You should read the text of the treaty to see what it actually says, rather than just saying what you think it should say! http://www.un.org/events/npt2005/npttreaty.html
It is exactly how it works. Article X from the treaty says it all:
1. Each Party shall in exercising its national sovereignty have the right to withdraw from the Treaty if it decides that extraordinary events, related to the subject matter of this Treaty, have jeopardized the supreme interests of its country. It shall give notice of such withdrawal to all other Parties to the Treaty and to the United Nations Security Council three months in advance. Such notice shall include a statement of the extraordinary events it regards as having jeopardized its supreme interests.
So, you don't have to split hairs over the small details in the treaty to see that what the bottom line is. Countries have not given up any rights at all by signing this treaty. The details in the treaty regulate the transfer of nuclear technology in such a way that it cannot be used to make nuclear weapons.
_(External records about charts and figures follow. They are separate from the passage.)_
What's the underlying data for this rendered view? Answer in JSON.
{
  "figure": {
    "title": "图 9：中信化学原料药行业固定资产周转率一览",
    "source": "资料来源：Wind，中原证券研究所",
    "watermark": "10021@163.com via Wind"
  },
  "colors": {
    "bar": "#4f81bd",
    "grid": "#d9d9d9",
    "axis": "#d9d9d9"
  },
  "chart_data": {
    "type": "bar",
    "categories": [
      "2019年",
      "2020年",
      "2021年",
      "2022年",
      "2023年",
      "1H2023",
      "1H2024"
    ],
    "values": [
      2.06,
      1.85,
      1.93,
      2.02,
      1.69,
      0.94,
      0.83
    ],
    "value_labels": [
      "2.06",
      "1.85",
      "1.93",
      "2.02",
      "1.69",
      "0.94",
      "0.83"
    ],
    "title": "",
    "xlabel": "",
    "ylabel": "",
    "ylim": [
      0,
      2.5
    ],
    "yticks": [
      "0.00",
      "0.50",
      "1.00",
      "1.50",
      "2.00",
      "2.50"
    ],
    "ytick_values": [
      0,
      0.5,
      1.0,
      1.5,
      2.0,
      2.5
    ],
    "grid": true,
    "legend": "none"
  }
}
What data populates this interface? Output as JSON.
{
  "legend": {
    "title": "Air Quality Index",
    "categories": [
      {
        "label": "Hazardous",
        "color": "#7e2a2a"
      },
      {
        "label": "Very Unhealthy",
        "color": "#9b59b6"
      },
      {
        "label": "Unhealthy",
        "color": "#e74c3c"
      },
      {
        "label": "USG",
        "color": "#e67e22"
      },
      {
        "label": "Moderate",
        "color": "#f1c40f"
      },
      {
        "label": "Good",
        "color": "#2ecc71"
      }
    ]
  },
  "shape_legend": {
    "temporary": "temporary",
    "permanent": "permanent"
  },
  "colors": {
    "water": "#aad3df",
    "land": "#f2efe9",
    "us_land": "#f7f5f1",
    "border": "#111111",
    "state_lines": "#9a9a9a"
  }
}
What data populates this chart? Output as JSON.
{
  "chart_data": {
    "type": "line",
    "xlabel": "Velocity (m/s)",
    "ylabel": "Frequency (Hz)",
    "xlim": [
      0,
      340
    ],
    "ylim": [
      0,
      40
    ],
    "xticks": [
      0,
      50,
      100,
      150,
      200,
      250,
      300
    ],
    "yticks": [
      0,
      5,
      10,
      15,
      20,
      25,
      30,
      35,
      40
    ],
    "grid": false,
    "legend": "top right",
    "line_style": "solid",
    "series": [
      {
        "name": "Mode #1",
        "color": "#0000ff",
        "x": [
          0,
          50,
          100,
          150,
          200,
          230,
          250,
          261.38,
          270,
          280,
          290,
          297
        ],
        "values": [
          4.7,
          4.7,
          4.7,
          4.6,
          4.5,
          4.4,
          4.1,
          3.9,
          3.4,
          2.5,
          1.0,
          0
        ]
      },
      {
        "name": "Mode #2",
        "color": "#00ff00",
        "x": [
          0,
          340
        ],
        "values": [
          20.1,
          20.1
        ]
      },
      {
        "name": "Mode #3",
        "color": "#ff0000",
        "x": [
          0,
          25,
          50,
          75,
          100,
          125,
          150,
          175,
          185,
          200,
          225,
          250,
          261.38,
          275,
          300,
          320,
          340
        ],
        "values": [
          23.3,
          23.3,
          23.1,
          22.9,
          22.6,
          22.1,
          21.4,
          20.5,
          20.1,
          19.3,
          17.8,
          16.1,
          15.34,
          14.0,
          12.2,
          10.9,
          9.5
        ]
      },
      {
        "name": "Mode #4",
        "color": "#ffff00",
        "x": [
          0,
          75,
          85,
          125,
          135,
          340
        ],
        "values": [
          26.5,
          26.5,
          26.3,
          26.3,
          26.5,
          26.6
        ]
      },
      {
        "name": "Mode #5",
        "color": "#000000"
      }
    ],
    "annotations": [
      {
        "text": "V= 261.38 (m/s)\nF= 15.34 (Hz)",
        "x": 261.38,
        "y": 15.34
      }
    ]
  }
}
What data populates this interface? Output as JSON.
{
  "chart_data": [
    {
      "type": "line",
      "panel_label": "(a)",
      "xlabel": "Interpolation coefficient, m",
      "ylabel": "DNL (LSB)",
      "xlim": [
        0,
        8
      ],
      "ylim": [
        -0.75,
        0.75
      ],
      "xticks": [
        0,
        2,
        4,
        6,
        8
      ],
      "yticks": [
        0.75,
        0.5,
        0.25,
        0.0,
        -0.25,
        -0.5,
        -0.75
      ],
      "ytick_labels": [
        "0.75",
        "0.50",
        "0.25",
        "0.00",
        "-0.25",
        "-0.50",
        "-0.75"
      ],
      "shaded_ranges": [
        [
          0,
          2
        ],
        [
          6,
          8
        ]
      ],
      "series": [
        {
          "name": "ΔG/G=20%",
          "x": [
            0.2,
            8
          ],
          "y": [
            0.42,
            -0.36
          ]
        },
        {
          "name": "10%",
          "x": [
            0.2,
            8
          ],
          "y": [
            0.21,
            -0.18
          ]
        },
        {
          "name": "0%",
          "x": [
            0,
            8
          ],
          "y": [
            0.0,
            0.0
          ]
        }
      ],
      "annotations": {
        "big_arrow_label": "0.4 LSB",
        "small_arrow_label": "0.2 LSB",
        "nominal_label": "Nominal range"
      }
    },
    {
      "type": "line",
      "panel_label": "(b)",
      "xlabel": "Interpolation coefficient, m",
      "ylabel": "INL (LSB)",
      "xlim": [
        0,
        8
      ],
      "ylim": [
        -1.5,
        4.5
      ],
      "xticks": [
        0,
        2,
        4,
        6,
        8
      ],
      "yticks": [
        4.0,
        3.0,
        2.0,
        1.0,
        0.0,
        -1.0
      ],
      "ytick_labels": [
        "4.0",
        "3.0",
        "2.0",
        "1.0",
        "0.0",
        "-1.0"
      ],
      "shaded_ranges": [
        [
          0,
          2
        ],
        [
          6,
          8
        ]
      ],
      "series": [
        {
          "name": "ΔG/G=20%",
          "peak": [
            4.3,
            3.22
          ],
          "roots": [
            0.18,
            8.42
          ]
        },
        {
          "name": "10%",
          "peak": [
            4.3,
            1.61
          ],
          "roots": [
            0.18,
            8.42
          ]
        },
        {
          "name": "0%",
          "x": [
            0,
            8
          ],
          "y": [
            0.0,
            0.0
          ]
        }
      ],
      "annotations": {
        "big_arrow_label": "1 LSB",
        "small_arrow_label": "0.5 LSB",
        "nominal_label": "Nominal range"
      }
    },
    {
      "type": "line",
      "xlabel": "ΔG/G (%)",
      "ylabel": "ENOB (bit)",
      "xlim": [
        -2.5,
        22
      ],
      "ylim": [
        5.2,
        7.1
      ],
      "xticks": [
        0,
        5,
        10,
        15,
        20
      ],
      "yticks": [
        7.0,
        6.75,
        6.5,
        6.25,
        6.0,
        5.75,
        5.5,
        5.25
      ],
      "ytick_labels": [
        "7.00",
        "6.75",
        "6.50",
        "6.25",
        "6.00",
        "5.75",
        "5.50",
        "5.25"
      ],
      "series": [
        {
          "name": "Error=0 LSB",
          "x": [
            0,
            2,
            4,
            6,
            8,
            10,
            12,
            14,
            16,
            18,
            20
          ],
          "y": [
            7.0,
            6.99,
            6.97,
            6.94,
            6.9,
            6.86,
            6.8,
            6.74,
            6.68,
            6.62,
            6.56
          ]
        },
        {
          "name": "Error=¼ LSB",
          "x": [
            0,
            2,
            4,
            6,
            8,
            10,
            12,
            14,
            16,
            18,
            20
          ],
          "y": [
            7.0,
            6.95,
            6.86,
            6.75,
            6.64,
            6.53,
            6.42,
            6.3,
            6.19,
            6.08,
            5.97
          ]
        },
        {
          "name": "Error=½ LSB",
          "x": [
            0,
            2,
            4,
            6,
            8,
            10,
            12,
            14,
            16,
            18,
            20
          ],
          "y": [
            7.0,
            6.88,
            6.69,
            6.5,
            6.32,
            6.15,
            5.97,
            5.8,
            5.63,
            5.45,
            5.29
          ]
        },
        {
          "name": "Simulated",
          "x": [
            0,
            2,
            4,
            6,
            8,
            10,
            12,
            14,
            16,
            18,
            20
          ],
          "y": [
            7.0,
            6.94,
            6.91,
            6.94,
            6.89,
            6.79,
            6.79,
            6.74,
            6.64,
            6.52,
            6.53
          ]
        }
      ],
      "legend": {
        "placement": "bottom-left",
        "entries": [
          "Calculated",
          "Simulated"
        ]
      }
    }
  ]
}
The whole idea that Iran has somehow "forfeited" the right to enrich uranium (under the usual IEAE inspections regime) because of procedural violations, is thus nonsense. At least, even if one could somehow argue that, trying to use that to ban Iran from enriching its own uranium doesn't make any sense, given Article X.
Iran could simply (legally) withdraw from the NPT and enrich its own uranium in its own centrifuges for use in its own nuclear powerplants. After withdrawing from the NPT they would not even be required to let the whole process be monitored.
When Dr. Rice was arguing: "Iran cannot be trusted to enrich uranium", I was thinking, "what the hell is she talking about"? The NPT never gave the US sovereignity over Iran.